In the EIA’s Annual Energy Outlook 2012 released in June, the EIA projected that shale gas production could increase from 5 Tcf per year in 2010 (23% of total U.S. dry gas production) to 13.6 Tcf per year by 2035, 49% of total U.S. dry gas production (see NGI, July 2).
The GAO also issued a separate report Tuesday, which pointed out that both conventional and shale production enjoy key exemptions from a number of federal environmental and public health laws. However, despite concerns raised in some quarters about fracking and other advances in drilling techniques, the agency did not recommend any changes.

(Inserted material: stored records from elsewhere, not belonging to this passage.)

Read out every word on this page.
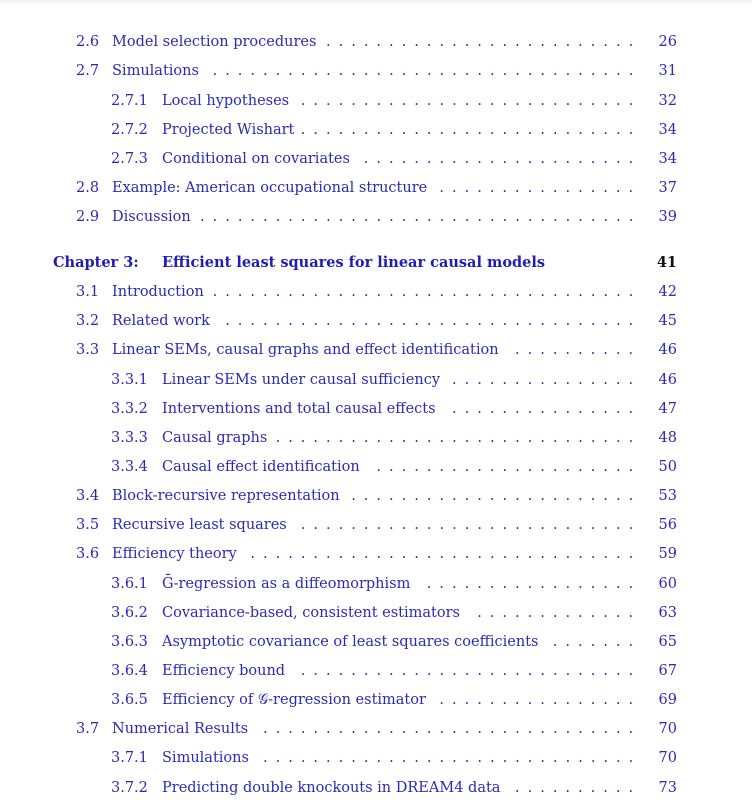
2.6 Model selection procedures .........................	26
2.7 Simulations ..................................	31
2.7.1 Local hypotheses ...........................	32
2.7.2 Projected Wishart ...........................	34
2.7.3 Conditional on covariates ......................	34
2.8 Example: American occupational structure ................	37
2.9 Discussion ...................................	39
Chapter 3: Efficient least squares for linear causal models	41
3.1 Introduction ..................................	42
3.2 Related work .................................	45
3.3 Linear SEMs, causal graphs and effect identification ..........	46
3.3.1 Linear SEMs under causal sufficiency ...............	46
3.3.2 Interventions and total causal effects ...............	47
3.3.3 Causal graphs .............................	48
3.3.4 Causal effect identification .....................	50
3.4 Block-recursive representation .......................	53
3.5 Recursive least squares ...........................	56
3.6 Efficiency theory ...............................	59
3.6.1 Ḡ-regression as a diffeomorphism .................	60
3.6.2 Covariance-based, consistent estimators .............	63
3.6.3 Asymptotic covariance of least squares coefficients .......	65
3.6.4 Efficiency bound ...........................	67
3.6.5 Efficiency of 𝒢-regression estimator ................	69
3.7 Numerical Results ..............................	70
3.7.1 Simulations ..............................	70
3.7.2 Predicting double knockouts in DREAM4 data ..........	73
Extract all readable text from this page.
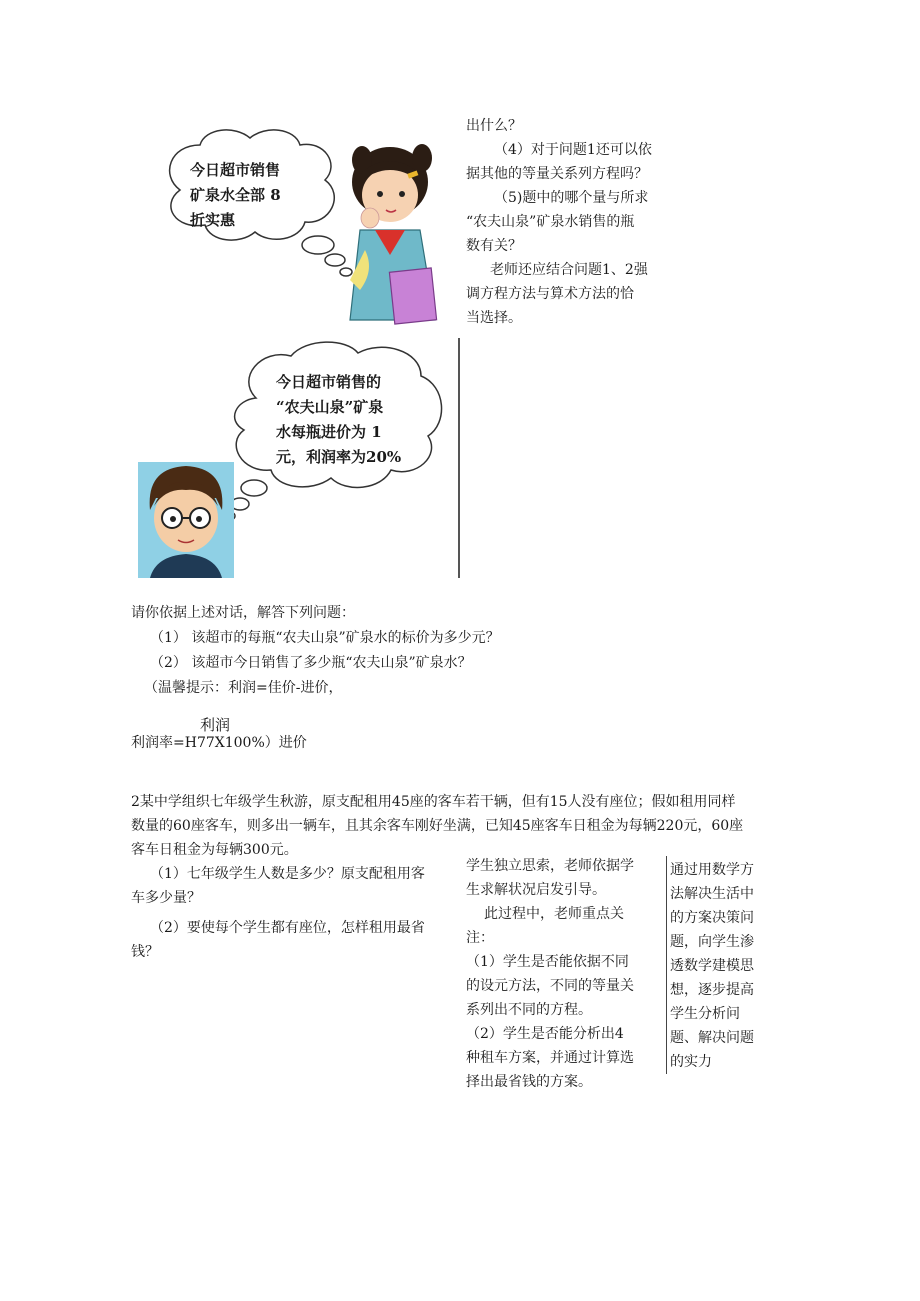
今日超市销售
矿泉水全部 8
折实惠

出什么？

（4）对于问题1还可以依

据其他的等量关系列方程吗？

（5)题中的哪个量与所求

“农夫山泉”矿泉水销售的瓶

数有关？

老师还应结合问题1、2强

调方程方法与算术方法的恰

当选择。

今日超市销售的
“农夫山泉”矿泉
水每瓶进价为 1
元，利润率为20%
请你依据上述对话，解答下列问题：
（1） 该超市的每瓶“农夫山泉”矿泉水的标价为多少元？
（2） 该超市今日销售了多少瓶“农夫山泉”矿泉水？
（温馨提示：利润=佳价-进价，
利润
利润率=H77X100%）进价
2某中学组织七年级学生秋游，原支配租用45座的客车若干辆，但有15人没有座位；假如租用同样
数量的60座客车，则多出一辆车，且其余客车刚好坐满，已知45座客车日租金为每辆220元，60座
客车日租金为每辆300元。
（1）七年级学生人数是多少？原支配租用客
车多少量？
（2）要使每个学生都有座位，怎样租用最省
钱？

学生独立思索，老师依据学

生求解状况启发引导。

此过程中，老师重点关

注：

（1）学生是否能依据不同

的设元方法，不同的等量关

系列出不同的方程。

（2）学生是否能分析出4

种租车方案，并通过计算选

择出最省钱的方案。

通过用数学方

法解决生活中

的方案决策问

题，向学生渗

透数学建模思

想，逐步提高

学生分析问

题、解决问题

的实力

The increase in oil and gas development from unconventional reservoirs “has raised concerns about potential environmental and public health effects and whether existing federal and state environmental and public health requirements are adequate.”
It identified some of the exemptions for oil and gas. The Clean Water Act “generally regulates stormwater discharges by requiring that facilities associated with industrial and construction activities get permits, but the law and its regulations largely exempt oil and gas well sites.
“In addition, oil and gas exploration and production wastes are exempt from RCRA [Resource Conservation and Recovery Act] hazardous waste requirements based on a regulatory determination made by the Environmental Protection Agency in 1988,” the report said.
Federal and state agencies reported several challenges in regulating shale oil and gas development, according to the GAO. “EPA reported that conducting inspection and enforcement activities and having limited legal authorities are challenges.” Agency officials noted that the exclusion of exploration and production waste from the hazardous waste regulations under RCRA significantly limits its role in regulating these wastes, the GAO report said.